The Sunglass Brigade:
Sunglasses have become a fashion staple. And why not? They have a coolness about them that makes everyone look posh and neat. There was a time when wearing Sunglasses was just to protect our eyes from UV radiation. But that was also a time when we depended on wall clocks to tell the time.
I mean, where selfies dominate social media and in turn, our fragile sense of self; where dark circles are getting darker due to insomnia and the greed to finish off watching the next K Pop series in one night, it only makes sense that we hide a lot under those dark brimmed glasses. Isn’t it?
Sunglasses or Status Symbols?
Sunglasses have become so important that the most materialistic Punjabi songwriters also can’t help but write about it. Take the case of Badshah, he usually writes about Lamberghanis and Ferraris when he gets free from objectifying women and spreading ideas of materialistic dominance. He also wrote about the Sunglasses: Kalachashma, anyone?
And whether you’re comfortable admitting this or not, Sunglasses and their big-brand logos also double in as cool status symbols. I’m not saying they don’t serve a purpose! They do. Wearing dark glasses while driving on a bright sunny day is cool, literally. They act as dust screens on long drives.
Sunglasses Gone Wrong!
There was this time when a lady was arguing furiously with a poor street vendor about the color of a cloth in a gloomy flee market and the poor vendor was helplessly venting: “Chashma nikal ke ek baar dekh lijiye madam!”. Let us assume that she had a perfectly clear understanding of the colors.
Even so, would it hurt to take her dark chocolate brims off just for the sake of the poor man? At least he’d sleep in peace knowing that the lady at least knew the color of the cloth she didn’t buy but argued about!
Sunglasses and Just-Look-Cool Philosophy:
If done right, Sunglasses can make any outfit look cool. We can all agree there. But what’s up with the chronic need to go overboard and wear them in dim lights and closed spaces? Be it the gloomy interiors of a museum or a bustling street market approaching the dim darkness of the dawn, these glasses never come off. And I always wonder, why! Can coolness be an excuse to be totally impractical?
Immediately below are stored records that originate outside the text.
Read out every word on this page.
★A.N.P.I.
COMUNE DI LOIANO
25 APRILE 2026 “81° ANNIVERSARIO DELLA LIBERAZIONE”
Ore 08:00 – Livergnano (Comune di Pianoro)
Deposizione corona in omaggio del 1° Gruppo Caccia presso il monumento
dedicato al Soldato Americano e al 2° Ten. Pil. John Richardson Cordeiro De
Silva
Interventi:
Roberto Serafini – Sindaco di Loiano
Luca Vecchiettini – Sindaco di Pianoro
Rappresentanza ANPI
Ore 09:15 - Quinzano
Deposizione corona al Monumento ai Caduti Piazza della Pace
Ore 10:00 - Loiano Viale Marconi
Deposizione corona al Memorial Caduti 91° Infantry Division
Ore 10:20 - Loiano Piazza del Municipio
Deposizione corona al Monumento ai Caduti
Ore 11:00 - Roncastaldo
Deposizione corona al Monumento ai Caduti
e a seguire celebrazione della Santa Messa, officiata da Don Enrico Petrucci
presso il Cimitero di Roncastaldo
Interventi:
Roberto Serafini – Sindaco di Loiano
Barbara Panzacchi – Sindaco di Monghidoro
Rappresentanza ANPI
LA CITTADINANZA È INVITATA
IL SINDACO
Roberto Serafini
Is it?
I feel horrified and embarrassed for people in Sunglasses at places requiring an elevated sense of vision. I mean, Why visit an art museum wearing those dark glasses when you can’t enjoy the beauty and richness of its vivid-rich visual detail?
Why do you wear those dark glasses in those dimly lit restaurants where they play lite instrumental music while I sit there saying silent prayers HOPING that you don’t trip and fall face down on my smoking hot coriander- lemon soup!!?
Sunglasses and Identity Crisis:
I don’t want to make you all reflective with guilt-trips telling you how the visually impaired can never see the beauty and brilliance of the world while some of us choose to numb our world down with Sunglasses.
Sunglasses here are just an analogy for all the things we do to keep up an image, for false prestige, for feeling ok to present ourselves to the world. It is a reminder of all the money we spend on things we don’t need, just to uphold our fragile status quos.
We all do so many things unconsciously without looking into what we are doing and for what reason. You do it, I do it, my landlord does it. But every time we choose to do something against our informed common sense, we are placing a higher value on something other than it. And it can be fun, in an eye-opening kind of way to discover that.
We wear sunglasses to art museums and dark interiors, not because of our inability to identify it is taking away a part of our visual experience from us; but because we place more value on looking constantly “cool”. And when we inspect this fixation with the constant need to look better, we may find a deeper insecurity or desperation for approval, or just plain love for the damned dark glasses.
Whatever the reason is, it is ok. As long as you are consciously choosing it.